On May 9, 2007, the Tribe initiated other legal action against the BLM and the Department of the Interior before the United States Court of Appeals for the Ninth Circuit to stop construction of the pipeline and the transportation of water from the properties owned by Fish Springs Ranch, LLC.  Again, Fish Springs Ranch, LLC was allowed to participate in this proceeding and was later allowed to intervene directly in the action.
 
While we believed the claims were without merit, the Tribe’s legal actions might have caused significant delays to the completion of the construction of the pipeline.  To avoid future delays and additional costs of litigation, the parties reached a complete monetary settlement and signed a settlement agreement on May 30, 2007, that resolved all of the Tribe’s claims.  The settlement agreement is subject to ratification by the United States Congress, which we anticipate will occur in 2008, due to the Tribe’s involvement and the nature of the claims.  The settlement agreement requires Fish Springs Ranch, LLC to:

·
pay $500,000 upon signing of agreement;
·
transfer 6,214 acres of real estate that Fish Spring Ranch, LLC owns, with a fair value of $500,000;
·
pay $3.1 million on January 8, 2008; and
·
pay $3.6 million on the later of January 8, 2009 or the date the United States Congress ratifies the settlement agreement.  Interest accrues at the London Inter-Bank Offering Rate, or LIBOR, from January 8, 2009, if the payment is made after that date.

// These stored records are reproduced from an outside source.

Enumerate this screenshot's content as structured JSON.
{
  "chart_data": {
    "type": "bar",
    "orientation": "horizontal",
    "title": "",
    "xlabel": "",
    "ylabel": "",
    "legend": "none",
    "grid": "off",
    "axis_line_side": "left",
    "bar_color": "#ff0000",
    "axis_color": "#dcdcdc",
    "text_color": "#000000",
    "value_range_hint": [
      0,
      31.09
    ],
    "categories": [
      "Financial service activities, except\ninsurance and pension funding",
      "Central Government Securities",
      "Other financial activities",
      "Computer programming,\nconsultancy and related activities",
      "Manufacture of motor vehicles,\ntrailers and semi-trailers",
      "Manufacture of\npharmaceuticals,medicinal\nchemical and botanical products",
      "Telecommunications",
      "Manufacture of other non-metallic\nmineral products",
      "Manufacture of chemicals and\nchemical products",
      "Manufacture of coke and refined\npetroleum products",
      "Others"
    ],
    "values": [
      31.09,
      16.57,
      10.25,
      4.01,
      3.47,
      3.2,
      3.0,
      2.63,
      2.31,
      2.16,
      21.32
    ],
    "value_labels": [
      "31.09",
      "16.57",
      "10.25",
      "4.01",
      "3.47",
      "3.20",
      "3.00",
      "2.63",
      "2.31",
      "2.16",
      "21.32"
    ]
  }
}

There is 13,000 acre-feet per-year of permitted water rights at Fish Springs Ranch.  The existing permit allows up to 8,000 acre-feet of water per year to be exported to support the development in the Reno area.  The settlement agreement also provides that, in exchange for the Tribe agreeing to not oppose all permitting activities for the pumping and export of groundwater in excess of 8,000 acre-feet of water per year, Fish Springs will pay the Tribe 12% of the gross sales price for each acre-foot of additional water that Fish Springs sells in excess of 8,000 acre-feet per year, up to 13,000 acre- feet per year.  Currently, we do not have regulatory approval to export any water in excess of 8,000 acre-feet per year from the Fish Springs Ranch, and it is uncertain whether such regulatory approval will be granted in the future.